Nieuwkomers kunnen een school veel brengen, aldus Heunks. Ze overbruggen vaak grenzen en brengen nieuwe inzichten mee.
 

Bore-out

Behalve op starters moet de focus ook liggen op mensen die al lang in dienst zijn en voor wie de zogenoemde bore-out op de loer ligt. Heunks: ‘We proberen plekken te creëren voor mensen die je potentieel verliest bij onvoldoende uitdaging. We hebben nu een professionele werkplaats ingericht voor uitdagingsgericht leren waarin leraren van negen Trion-scholen samen duurzaamheidsonderwijs ontwerpen. Allemaal ervaren en ambitieuze mensen die vooruit willen. Juist zij halen hier inspiratie uit.’

Uitdaging bieden vraagt wel om scherpe keuzes van de schoolleiding. Van den Bercken: ‘Een klas wegsturen als iemand ziek is om een collega te kunnen begeleiden? We bezuinigen niet op coaching, dat levert winst op. Natuurlijk hebben we ook vacatures, maar we proberen continu te bouwen aan school als een aantrekkelijke werkplek en een aantrekkelijke leeromgeving.
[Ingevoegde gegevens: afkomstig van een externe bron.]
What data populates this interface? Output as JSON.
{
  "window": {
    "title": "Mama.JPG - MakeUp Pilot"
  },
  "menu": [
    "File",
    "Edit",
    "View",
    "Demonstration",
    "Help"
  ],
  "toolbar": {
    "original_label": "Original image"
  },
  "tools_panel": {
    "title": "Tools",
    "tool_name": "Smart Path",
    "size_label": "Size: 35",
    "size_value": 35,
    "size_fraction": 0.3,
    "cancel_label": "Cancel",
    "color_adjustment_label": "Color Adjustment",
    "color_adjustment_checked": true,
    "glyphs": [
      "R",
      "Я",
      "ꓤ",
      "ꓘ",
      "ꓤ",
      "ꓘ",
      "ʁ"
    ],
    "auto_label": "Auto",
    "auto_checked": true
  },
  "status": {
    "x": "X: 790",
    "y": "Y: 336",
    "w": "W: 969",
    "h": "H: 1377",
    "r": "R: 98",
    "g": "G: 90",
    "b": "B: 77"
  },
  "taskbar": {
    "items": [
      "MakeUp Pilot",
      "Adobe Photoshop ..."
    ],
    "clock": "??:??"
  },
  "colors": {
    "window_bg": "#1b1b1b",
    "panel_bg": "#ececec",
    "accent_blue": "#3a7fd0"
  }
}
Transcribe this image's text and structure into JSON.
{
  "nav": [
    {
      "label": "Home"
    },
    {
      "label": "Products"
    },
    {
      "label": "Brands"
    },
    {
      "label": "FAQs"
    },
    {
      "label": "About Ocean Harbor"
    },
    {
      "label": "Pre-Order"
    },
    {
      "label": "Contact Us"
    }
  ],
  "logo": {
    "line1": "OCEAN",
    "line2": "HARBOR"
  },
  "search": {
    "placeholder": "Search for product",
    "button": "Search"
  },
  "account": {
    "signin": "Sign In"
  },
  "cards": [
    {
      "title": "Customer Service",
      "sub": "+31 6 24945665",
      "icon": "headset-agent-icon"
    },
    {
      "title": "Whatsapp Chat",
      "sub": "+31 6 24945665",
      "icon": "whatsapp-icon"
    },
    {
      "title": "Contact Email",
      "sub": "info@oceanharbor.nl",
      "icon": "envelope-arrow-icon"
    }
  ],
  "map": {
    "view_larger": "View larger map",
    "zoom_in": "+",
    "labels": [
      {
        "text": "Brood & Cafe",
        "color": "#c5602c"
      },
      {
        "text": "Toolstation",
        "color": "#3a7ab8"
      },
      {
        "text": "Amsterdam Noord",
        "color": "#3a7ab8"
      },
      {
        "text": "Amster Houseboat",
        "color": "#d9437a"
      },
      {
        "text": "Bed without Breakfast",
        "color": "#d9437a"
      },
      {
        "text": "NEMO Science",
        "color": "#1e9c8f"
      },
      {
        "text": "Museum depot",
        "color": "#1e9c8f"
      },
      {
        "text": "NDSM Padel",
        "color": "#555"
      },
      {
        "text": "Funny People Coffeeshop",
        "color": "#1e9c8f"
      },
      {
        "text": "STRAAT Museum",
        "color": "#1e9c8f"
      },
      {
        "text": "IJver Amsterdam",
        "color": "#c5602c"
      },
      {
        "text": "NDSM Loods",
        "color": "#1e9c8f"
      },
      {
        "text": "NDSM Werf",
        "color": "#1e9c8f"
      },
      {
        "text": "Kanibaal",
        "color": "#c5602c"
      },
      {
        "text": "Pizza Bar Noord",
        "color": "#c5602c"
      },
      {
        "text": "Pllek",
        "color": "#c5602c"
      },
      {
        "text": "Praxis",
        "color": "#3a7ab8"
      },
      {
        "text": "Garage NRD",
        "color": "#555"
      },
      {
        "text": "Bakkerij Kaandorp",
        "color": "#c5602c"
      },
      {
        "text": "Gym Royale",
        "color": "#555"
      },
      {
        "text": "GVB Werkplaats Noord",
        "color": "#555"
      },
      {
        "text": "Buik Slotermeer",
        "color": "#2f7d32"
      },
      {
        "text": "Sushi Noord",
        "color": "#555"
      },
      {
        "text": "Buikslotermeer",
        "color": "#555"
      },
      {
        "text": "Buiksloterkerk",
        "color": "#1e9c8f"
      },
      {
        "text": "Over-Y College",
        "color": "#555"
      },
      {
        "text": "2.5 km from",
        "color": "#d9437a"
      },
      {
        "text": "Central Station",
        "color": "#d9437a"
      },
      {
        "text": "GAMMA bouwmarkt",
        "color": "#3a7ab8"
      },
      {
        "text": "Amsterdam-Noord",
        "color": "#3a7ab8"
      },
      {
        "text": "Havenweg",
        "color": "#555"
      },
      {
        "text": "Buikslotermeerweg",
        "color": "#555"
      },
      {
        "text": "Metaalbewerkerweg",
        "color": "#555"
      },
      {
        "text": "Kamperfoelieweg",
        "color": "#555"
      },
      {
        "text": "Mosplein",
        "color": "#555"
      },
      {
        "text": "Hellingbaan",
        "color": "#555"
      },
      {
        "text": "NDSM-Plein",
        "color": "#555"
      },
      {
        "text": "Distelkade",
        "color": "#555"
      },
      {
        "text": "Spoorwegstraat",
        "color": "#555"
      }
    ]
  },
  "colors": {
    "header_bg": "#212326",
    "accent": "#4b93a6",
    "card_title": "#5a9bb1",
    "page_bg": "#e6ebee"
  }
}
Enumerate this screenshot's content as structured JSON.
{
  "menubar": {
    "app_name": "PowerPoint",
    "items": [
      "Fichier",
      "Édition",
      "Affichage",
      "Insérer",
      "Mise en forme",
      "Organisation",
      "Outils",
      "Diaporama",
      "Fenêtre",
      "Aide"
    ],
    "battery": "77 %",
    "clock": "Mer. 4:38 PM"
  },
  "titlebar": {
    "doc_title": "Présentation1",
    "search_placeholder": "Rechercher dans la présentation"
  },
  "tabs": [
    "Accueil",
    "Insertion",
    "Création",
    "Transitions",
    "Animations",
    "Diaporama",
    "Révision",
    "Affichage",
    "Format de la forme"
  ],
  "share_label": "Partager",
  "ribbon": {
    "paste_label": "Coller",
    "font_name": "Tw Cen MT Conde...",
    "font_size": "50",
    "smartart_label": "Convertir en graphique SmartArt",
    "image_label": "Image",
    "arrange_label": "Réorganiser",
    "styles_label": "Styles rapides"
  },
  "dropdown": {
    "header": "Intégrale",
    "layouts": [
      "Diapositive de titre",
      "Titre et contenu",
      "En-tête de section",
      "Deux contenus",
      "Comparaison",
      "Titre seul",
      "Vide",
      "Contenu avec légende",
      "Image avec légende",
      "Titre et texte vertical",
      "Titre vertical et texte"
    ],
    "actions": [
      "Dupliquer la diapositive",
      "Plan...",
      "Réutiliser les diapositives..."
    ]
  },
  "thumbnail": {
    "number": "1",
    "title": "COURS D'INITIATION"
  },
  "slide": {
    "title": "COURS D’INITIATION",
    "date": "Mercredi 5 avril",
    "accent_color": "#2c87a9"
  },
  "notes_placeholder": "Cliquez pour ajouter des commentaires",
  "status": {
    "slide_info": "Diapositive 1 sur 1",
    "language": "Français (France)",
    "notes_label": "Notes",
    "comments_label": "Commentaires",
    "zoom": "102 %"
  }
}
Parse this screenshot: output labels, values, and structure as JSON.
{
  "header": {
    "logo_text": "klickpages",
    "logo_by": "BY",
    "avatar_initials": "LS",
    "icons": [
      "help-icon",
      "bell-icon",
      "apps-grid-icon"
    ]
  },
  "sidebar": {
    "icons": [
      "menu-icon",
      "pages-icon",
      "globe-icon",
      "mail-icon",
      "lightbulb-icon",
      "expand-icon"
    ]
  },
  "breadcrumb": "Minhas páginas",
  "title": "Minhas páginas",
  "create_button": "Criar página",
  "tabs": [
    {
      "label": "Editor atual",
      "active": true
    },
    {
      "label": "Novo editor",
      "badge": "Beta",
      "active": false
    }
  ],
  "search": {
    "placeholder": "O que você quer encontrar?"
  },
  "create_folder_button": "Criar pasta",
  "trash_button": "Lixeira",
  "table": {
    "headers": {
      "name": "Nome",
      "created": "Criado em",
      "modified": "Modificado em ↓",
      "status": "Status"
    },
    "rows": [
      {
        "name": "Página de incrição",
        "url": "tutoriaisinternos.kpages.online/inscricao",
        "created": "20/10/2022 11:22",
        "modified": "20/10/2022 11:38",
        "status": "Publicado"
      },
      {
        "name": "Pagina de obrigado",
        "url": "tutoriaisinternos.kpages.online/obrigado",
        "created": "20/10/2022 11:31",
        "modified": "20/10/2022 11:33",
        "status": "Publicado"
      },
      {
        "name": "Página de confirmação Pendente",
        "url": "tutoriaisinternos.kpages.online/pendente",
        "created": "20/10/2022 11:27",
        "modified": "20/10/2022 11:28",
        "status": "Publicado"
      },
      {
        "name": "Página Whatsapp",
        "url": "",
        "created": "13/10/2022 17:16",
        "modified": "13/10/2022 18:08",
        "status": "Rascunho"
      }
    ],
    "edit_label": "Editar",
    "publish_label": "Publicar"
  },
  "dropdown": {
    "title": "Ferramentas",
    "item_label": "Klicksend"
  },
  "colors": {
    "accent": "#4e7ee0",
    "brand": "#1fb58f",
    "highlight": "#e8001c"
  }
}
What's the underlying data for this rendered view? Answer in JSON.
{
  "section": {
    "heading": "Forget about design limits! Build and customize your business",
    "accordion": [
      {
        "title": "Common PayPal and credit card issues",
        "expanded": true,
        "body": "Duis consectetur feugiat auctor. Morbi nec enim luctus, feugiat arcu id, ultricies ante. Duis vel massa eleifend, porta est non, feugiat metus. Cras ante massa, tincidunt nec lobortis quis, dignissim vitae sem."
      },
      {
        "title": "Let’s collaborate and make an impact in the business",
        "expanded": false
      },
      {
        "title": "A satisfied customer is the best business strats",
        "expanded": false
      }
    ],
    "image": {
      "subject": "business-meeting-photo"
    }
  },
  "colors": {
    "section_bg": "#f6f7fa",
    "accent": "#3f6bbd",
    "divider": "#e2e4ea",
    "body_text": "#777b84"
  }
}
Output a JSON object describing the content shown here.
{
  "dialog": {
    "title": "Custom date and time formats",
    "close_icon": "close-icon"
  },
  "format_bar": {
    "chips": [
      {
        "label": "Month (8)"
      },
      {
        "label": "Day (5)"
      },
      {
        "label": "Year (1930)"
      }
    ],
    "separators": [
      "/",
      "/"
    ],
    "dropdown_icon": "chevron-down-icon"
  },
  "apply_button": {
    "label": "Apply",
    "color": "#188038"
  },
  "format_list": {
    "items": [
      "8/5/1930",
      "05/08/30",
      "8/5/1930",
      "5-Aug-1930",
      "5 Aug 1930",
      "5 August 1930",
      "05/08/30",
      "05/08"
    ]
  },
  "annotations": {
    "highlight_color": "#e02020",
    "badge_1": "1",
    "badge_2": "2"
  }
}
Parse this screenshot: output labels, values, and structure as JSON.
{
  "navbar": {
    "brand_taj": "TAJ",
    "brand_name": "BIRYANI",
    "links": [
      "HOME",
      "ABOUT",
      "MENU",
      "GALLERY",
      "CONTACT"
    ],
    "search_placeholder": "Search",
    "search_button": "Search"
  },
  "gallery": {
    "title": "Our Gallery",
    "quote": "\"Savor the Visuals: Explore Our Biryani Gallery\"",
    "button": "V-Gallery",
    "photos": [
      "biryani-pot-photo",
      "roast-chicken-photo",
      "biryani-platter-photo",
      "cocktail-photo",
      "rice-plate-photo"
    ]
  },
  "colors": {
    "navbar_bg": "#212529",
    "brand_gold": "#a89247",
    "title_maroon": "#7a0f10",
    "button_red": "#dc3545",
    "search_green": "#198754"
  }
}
Daar komen leraren ook op af, daar profiteert de school van.’
 

Help starters
 

Anke van den Bercken ziet starters in hun beginperiode vooral worstelen met drie zaken:

1 Werken aan de relatie én aan stevig klassenmanagement. ‘Dat is soms echt erg uitdagend. Ze zijn soms best jong en denken dan “het past niet bij mij om streng te zijn”, maar streng is natuurlijk gewoon duidelijk hè. Leerlingen hebben er behoefte aan om te weten hoe ver ze kunnen gaan. Dat zorgt voor frictie, dus dan moeten starters echt nadenken: als de leerling dit doet, wat doe ik dan? Hoe ga ik daarmee om? Het duurt een paar jaar voordat je je eigen manier hebt gevonden. En daar ook voor staat. Dan voelen de leerlingen dat ook. Want het is allemaal energie en synergie.’

2 Kijken wat er nu past bij welk niveau. ‘Starters moeten leerlingen niet overvragen, maar vinden differentiëren moeilijk.’

3 De eigen identiteit en ontwikkeling als leraar. ‘Hierdoor hebben starters nog niet zoveel oog voor het perspectief van de leerling. Dus ze moeten leren niet te snel naar de leerling te wijzen, maar naar zichzelf.

 

Dit artikel verscheen aanvullend bij het maartnummer van Didactief, 2024.